Diaz making case to be Reds permanent setup man

Diaz making case to be Reds permanent setup man

CINCINNATI -- Reds manager Bryan Price has yet to define roles for any of his relievers before the ball goes to closer Aroldis Chapman. One member of the bullpen -- Jumbo Diaz -- seems to be staking a claim for the eighth-inning setup man.

Diaz pitched in each of the first three games vs. the Pirates -- all in the eighth -- and looked very good, with one hit allowed over 2 1/3 scoreless innings with four strikeouts.

"He is [making a good case]," Price said before Friday's game vs. the Cardinals. "That being said, on any good team you have to have the resources to cover the eighth and ninth innings on the days you don't have them -- if it's Jumbo or Chapman.

"Quite often when you've used Chapman, you've probably set up with your eighth-inning guy to get to Chapman, most times.
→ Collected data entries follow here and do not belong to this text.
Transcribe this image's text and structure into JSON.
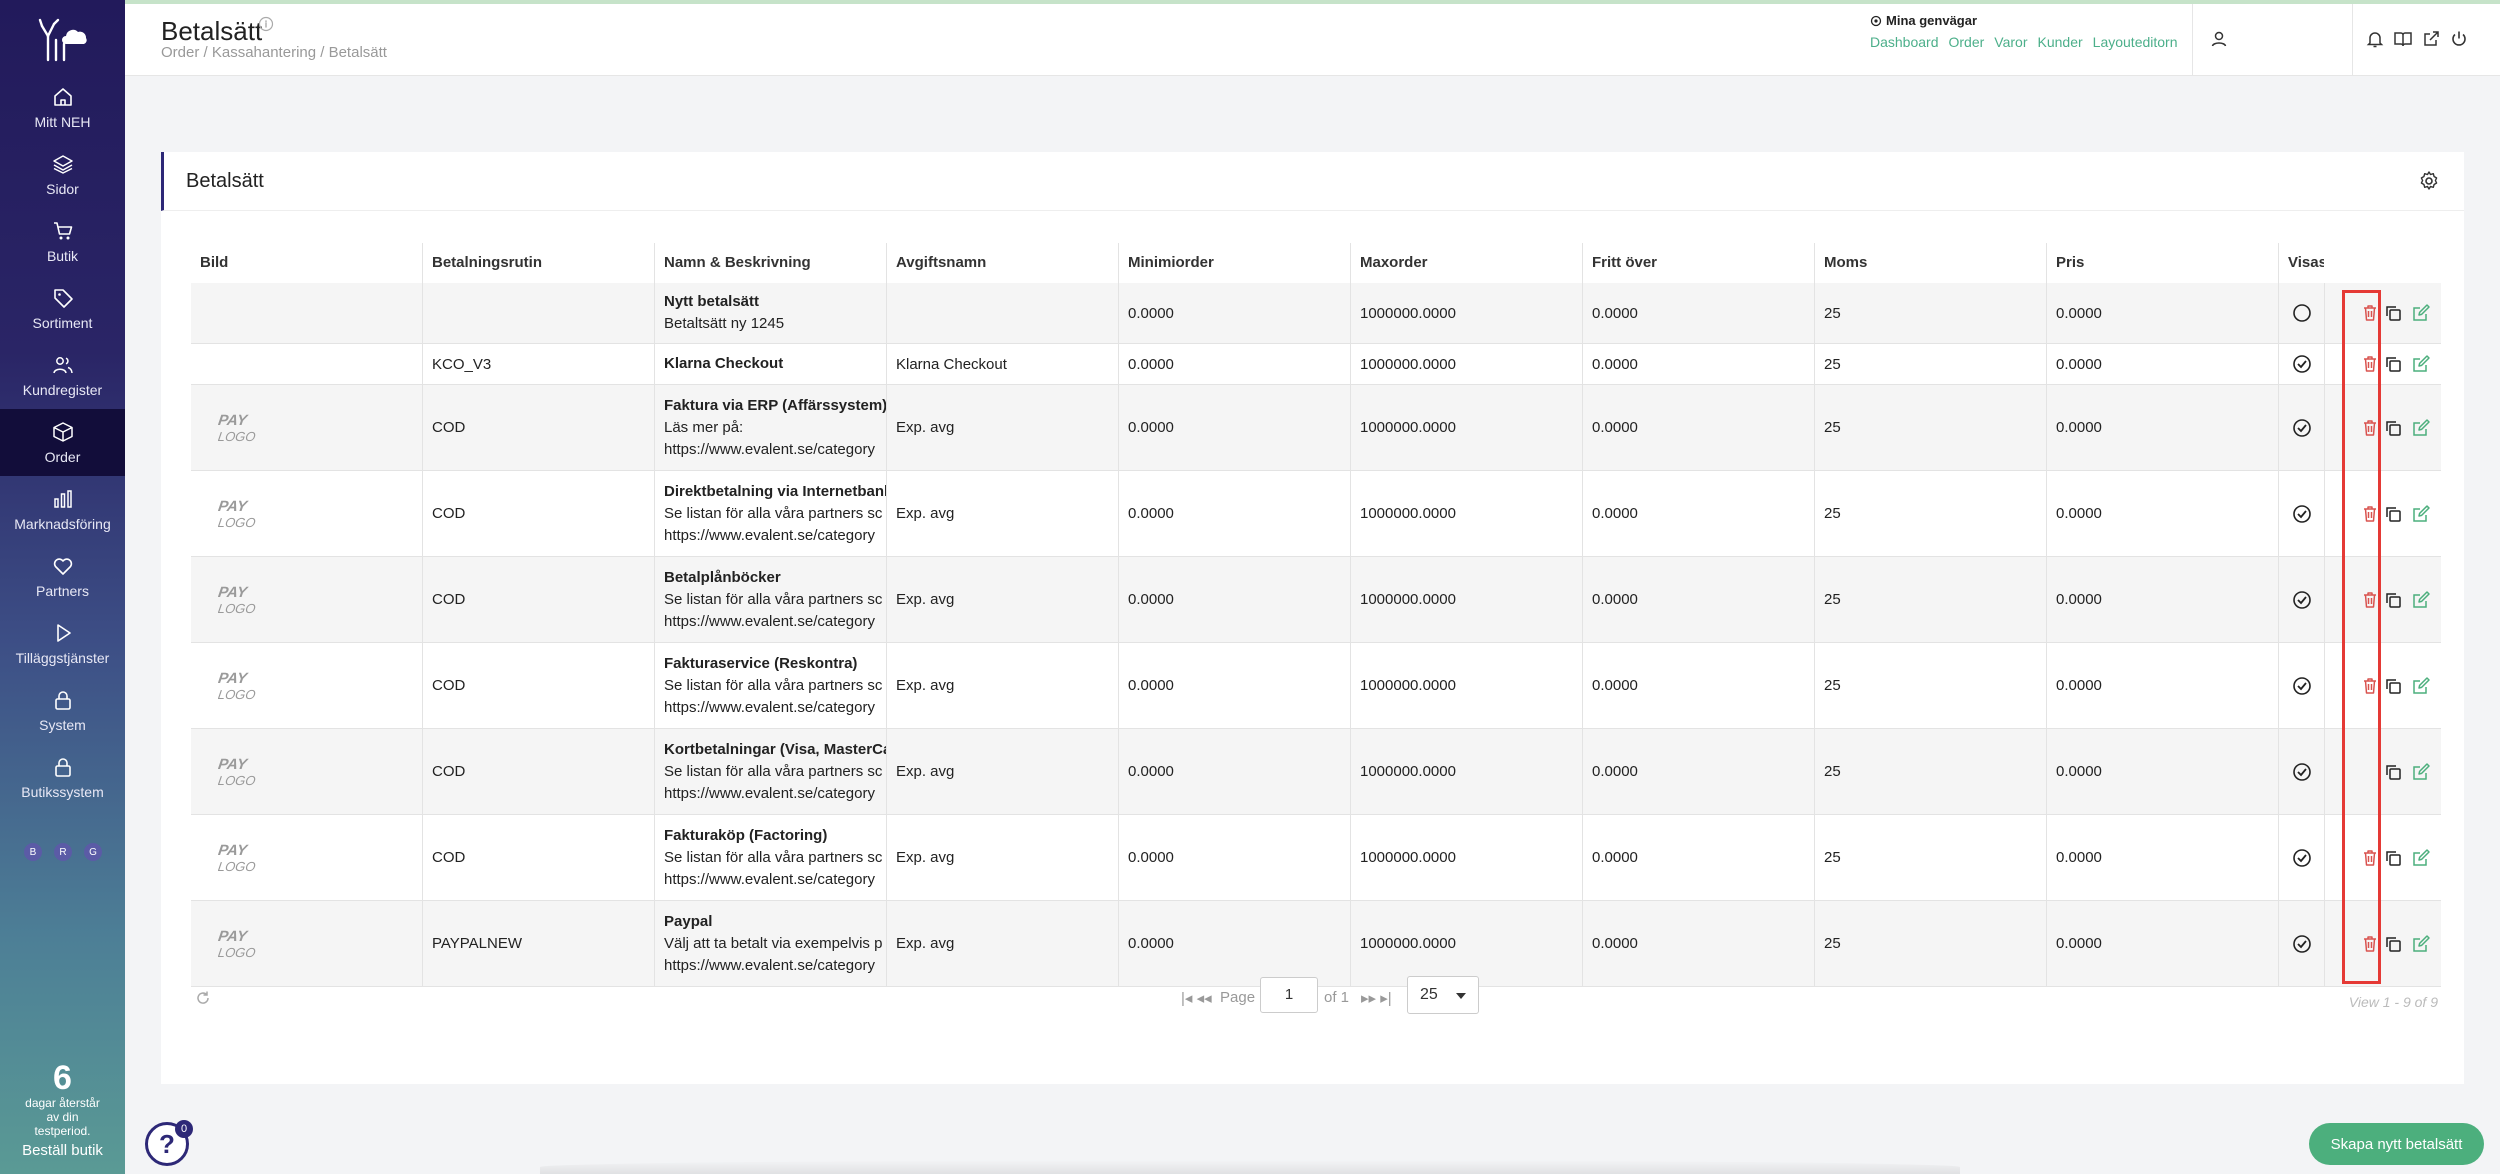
{
  "sidebar": {
    "items": [
      {
        "label": "Mitt NEH",
        "icon": "home-icon"
      },
      {
        "label": "Sidor",
        "icon": "layers-icon"
      },
      {
        "label": "Butik",
        "icon": "cart-icon"
      },
      {
        "label": "Sortiment",
        "icon": "tag-icon"
      },
      {
        "label": "Kundregister",
        "icon": "users-icon"
      },
      {
        "label": "Order",
        "icon": "box-icon"
      },
      {
        "label": "Marknadsföring",
        "icon": "bar-chart-icon"
      },
      {
        "label": "Partners",
        "icon": "heart-icon"
      },
      {
        "label": "Tilläggstjänster",
        "icon": "play-icon"
      },
      {
        "label": "System",
        "icon": "lock-icon"
      },
      {
        "label": "Butikssystem",
        "icon": "lock-icon"
      }
    ],
    "dots": [
      "B",
      "R",
      "G"
    ],
    "trial": {
      "days": "6",
      "text_1": "dagar återstår",
      "text_2": "av din",
      "text_3": "testperiod.",
      "cta": "Beställ butik"
    }
  },
  "header": {
    "title": "Betalsätt",
    "breadcrumb": "Order / Kassahantering / Betalsätt",
    "shortcuts_label": "Mina genvägar",
    "shortcuts": [
      "Dashboard",
      "Order",
      "Varor",
      "Kunder",
      "Layouteditorn"
    ]
  },
  "card": {
    "title": "Betalsätt"
  },
  "table": {
    "columns": [
      "Bild",
      "Betalningsrutin",
      "Namn & Beskrivning",
      "Avgiftsnamn",
      "Minimiorder",
      "Maxorder",
      "Fritt över",
      "Moms",
      "Pris",
      "Visas"
    ],
    "rows": [
      {
        "logo": false,
        "rutin": "",
        "name": "Nytt betalsätt",
        "desc1": "Betaltsätt ny 1245",
        "desc2": "",
        "fee": "",
        "min": "0.0000",
        "max": "1000000.0000",
        "free": "0.0000",
        "moms": "25",
        "price": "0.0000",
        "visible": false,
        "delete": true
      },
      {
        "logo": false,
        "rutin": "KCO_V3",
        "name": "Klarna Checkout",
        "desc1": "",
        "desc2": "",
        "fee": "Klarna Checkout",
        "min": "0.0000",
        "max": "1000000.0000",
        "free": "0.0000",
        "moms": "25",
        "price": "0.0000",
        "visible": true,
        "delete": true
      },
      {
        "logo": true,
        "rutin": "COD",
        "name": "Faktura via ERP (Affärssystem)",
        "desc1": "Läs mer på:",
        "desc2": "https://www.evalent.se/category",
        "fee": "Exp. avg",
        "min": "0.0000",
        "max": "1000000.0000",
        "free": "0.0000",
        "moms": "25",
        "price": "0.0000",
        "visible": true,
        "delete": true
      },
      {
        "logo": true,
        "rutin": "COD",
        "name": "Direktbetalning via Internetbank",
        "desc1": "Se listan för alla våra partners sc",
        "desc2": "https://www.evalent.se/category",
        "fee": "Exp. avg",
        "min": "0.0000",
        "max": "1000000.0000",
        "free": "0.0000",
        "moms": "25",
        "price": "0.0000",
        "visible": true,
        "delete": true
      },
      {
        "logo": true,
        "rutin": "COD",
        "name": "Betalplånböcker",
        "desc1": "Se listan för alla våra partners sc",
        "desc2": "https://www.evalent.se/category",
        "fee": "Exp. avg",
        "min": "0.0000",
        "max": "1000000.0000",
        "free": "0.0000",
        "moms": "25",
        "price": "0.0000",
        "visible": true,
        "delete": true
      },
      {
        "logo": true,
        "rutin": "COD",
        "name": "Fakturaservice (Reskontra)",
        "desc1": "Se listan för alla våra partners sc",
        "desc2": "https://www.evalent.se/category",
        "fee": "Exp. avg",
        "min": "0.0000",
        "max": "1000000.0000",
        "free": "0.0000",
        "moms": "25",
        "price": "0.0000",
        "visible": true,
        "delete": true
      },
      {
        "logo": true,
        "rutin": "COD",
        "name": "Kortbetalningar (Visa, MasterCa",
        "desc1": "Se listan för alla våra partners sc",
        "desc2": "https://www.evalent.se/category",
        "fee": "Exp. avg",
        "min": "0.0000",
        "max": "1000000.0000",
        "free": "0.0000",
        "moms": "25",
        "price": "0.0000",
        "visible": true,
        "delete": false
      },
      {
        "logo": true,
        "rutin": "COD",
        "name": "Fakturaköp (Factoring)",
        "desc1": "Se listan för alla våra partners sc",
        "desc2": "https://www.evalent.se/category",
        "fee": "Exp. avg",
        "min": "0.0000",
        "max": "1000000.0000",
        "free": "0.0000",
        "moms": "25",
        "price": "0.0000",
        "visible": true,
        "delete": true
      },
      {
        "logo": true,
        "rutin": "PAYPALNEW",
        "name": "Paypal",
        "desc1": "Välj att ta betalt via exempelvis p",
        "desc2": "https://www.evalent.se/category",
        "fee": "Exp. avg",
        "min": "0.0000",
        "max": "1000000.0000",
        "free": "0.0000",
        "moms": "25",
        "price": "0.0000",
        "visible": true,
        "delete": true
      }
    ]
  },
  "pager": {
    "first": "|◂ ◂◂",
    "page_label": "Page",
    "page_value": "1",
    "of_label": "of 1",
    "last": "▸▸ ▸|",
    "page_size": "25",
    "view_text": "View 1 - 9 of 9"
  },
  "help": {
    "badge": "0",
    "glyph": "?"
  },
  "create_button": "Skapa nytt betalsätt",
  "colors": {
    "accent": "#2d2877",
    "green": "#4caf7d",
    "delete_red": "#d9534f",
    "highlight": "#e53935"
  }
}
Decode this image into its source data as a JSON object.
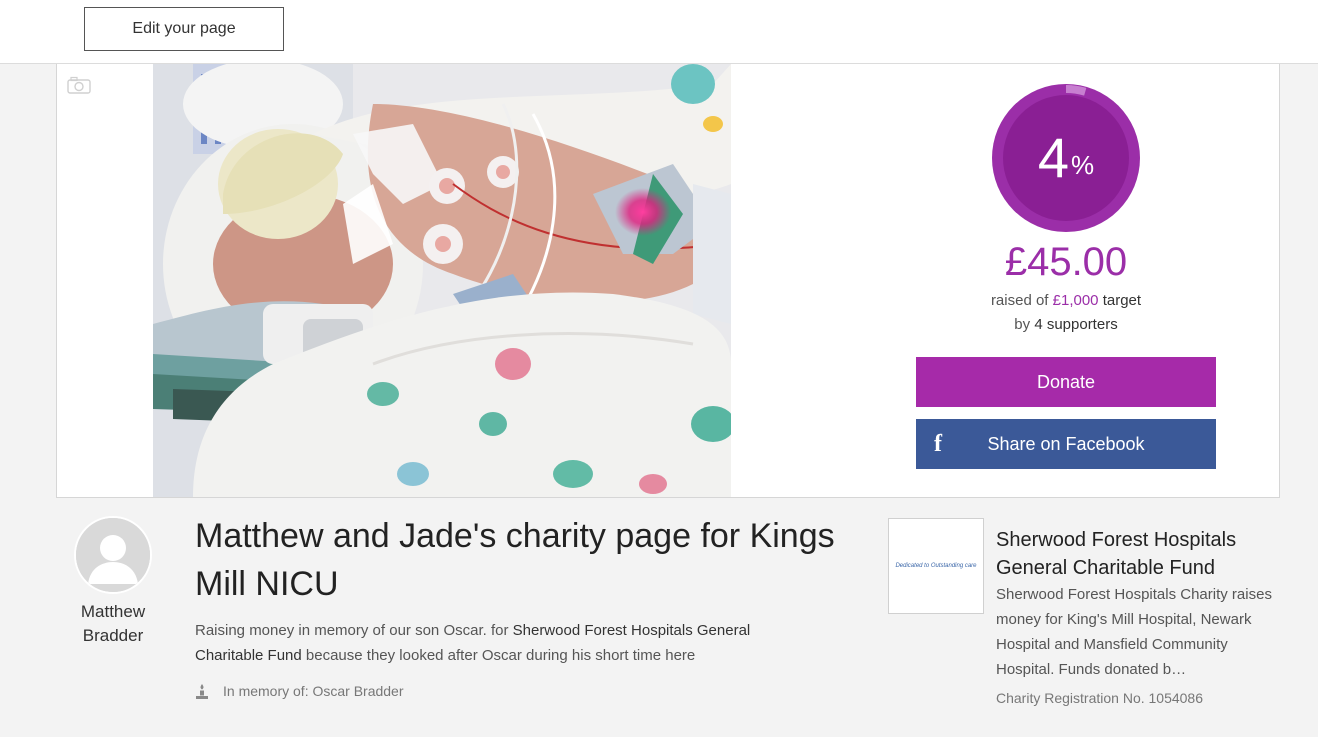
{
  "topbar": {
    "edit_label": "Edit your page"
  },
  "fundraising": {
    "percent": "4",
    "percent_symbol": "%",
    "progress_fraction": 0.045,
    "raised": "£45.00",
    "raised_prefix": "raised of ",
    "target": "£1,000",
    "target_suffix": " target",
    "supporters_prefix": "by ",
    "supporters": "4 supporters",
    "donate_label": "Donate",
    "facebook_label": "Share on Facebook",
    "facebook_icon": "f"
  },
  "owner": {
    "name_first": "Matthew",
    "name_last": "Bradder"
  },
  "page": {
    "title": "Matthew and Jade's charity page for Kings Mill NICU",
    "desc_start": "Raising money in memory of our son Oscar. for ",
    "desc_charity": "Sherwood Forest Hospitals General Charitable Fund",
    "desc_end": " because they looked after Oscar during his short time here",
    "memory": "In memory of: Oscar Bradder"
  },
  "charity": {
    "logo_text": "Dedicated to Outstanding care",
    "name": "Sherwood Forest Hospitals General Charitable Fund",
    "description": "Sherwood Forest Hospitals Charity raises money for King's Mill Hospital, Newark Hospital and Mansfield Community Hospital. Funds donated b…",
    "registration": "Charity Registration No. 1054086"
  },
  "colors": {
    "accent": "#a62aa9",
    "ring_fill": "#8a1f94",
    "facebook": "#3b5998"
  },
  "icons": {
    "camera": "camera-icon",
    "facebook": "facebook-icon",
    "memory": "memorial-candle-icon",
    "avatar": "user-avatar-icon"
  }
}
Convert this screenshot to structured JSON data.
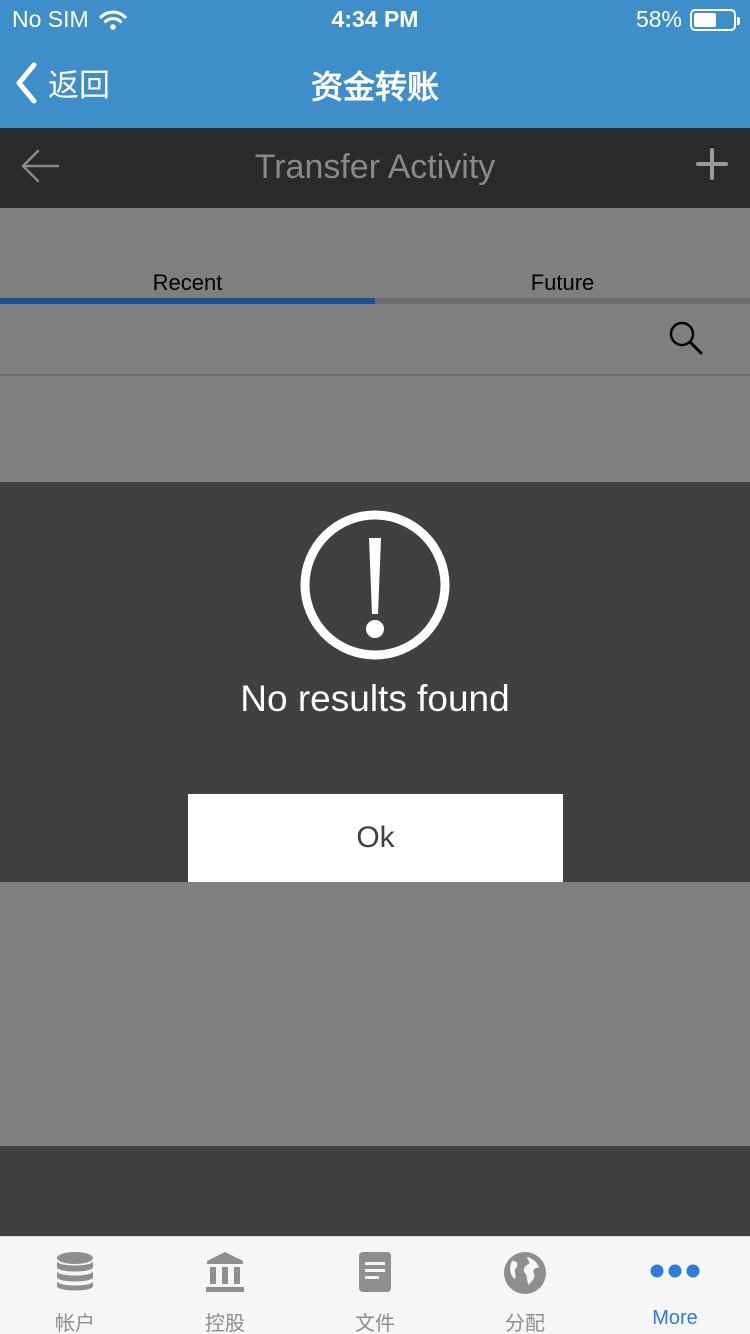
{
  "status_bar": {
    "carrier": "No SIM",
    "time": "4:34 PM",
    "battery_percent": "58%",
    "battery_level": 0.58,
    "icons": [
      "wifi-icon",
      "battery-icon"
    ]
  },
  "ios_nav": {
    "back_label": "返回",
    "title": "资金转账"
  },
  "app_header": {
    "title": "Transfer Activity",
    "back_icon": "arrow-left-icon",
    "add_icon": "plus-icon"
  },
  "tabs": [
    {
      "label": "Recent",
      "active": true
    },
    {
      "label": "Future",
      "active": false
    }
  ],
  "search": {
    "icon": "search-icon"
  },
  "dialog": {
    "icon": "exclamation-circle-icon",
    "message": "No results found",
    "ok_label": "Ok"
  },
  "tabbar": {
    "items": [
      {
        "label": "帐户",
        "icon": "database-icon",
        "active": false
      },
      {
        "label": "控股",
        "icon": "bank-icon",
        "active": false
      },
      {
        "label": "文件",
        "icon": "document-icon",
        "active": false
      },
      {
        "label": "分配",
        "icon": "globe-icon",
        "active": false
      },
      {
        "label": "More",
        "icon": "more-dots-icon",
        "active": true
      }
    ]
  },
  "colors": {
    "ios_blue": "#3d8ec9",
    "header_dark": "#2a2a2a",
    "overlay_gray": "#7f7f7f",
    "dialog_bg": "#404040",
    "tab_active_underline": "#1f4f8e",
    "tabbar_active": "#2f7bd9"
  }
}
Quite often, we'll be in a situation where both relievers have been taxed and we'll need guys to step in and pitch the eighth and ninth inning."

Price is expecting right-handers like Kevin Gregg, Burke Badenhop and J.J. Hoover or lefties like Tony Cingrani and Manny Parra to also step up and be able to face hitters on both sides of the plate.

"It can't be so easy as matching up the lefty and righty. If we do that all year, we won't have a bullpen by August, I'd imagine," Price said.

So far, Diaz -- who broke out last season as a 30-year-old rookie -- has handled batters of both the lefty and righty variety, and he's not just throwing high 90's mph heat to get outs.

In Thursday's 3-2 Reds win over Pittsburgh, Diaz faced four batters in the eighth, struck out the side and also changed speeds effectively.

For example, the five pitches Diaz threw to Andrew McCutchen for a strikeout was clocked at 85, 87, 98, 89 and 87 mph.

"He had a really good slider," Price said. "I felt like the way you can tell if a slider is a good pitch is by the reaction of the hitter. ... You see McCutchen and some of those guys in there, that were in front of a slider and that comes down to pitch recognition and not being able to identify the pitch until you've made a swing commitment to the ball.

"I was very impressed with the way he threw. He seems to be built for these late-game situations. This year more than last, he'll have some of those opportunities."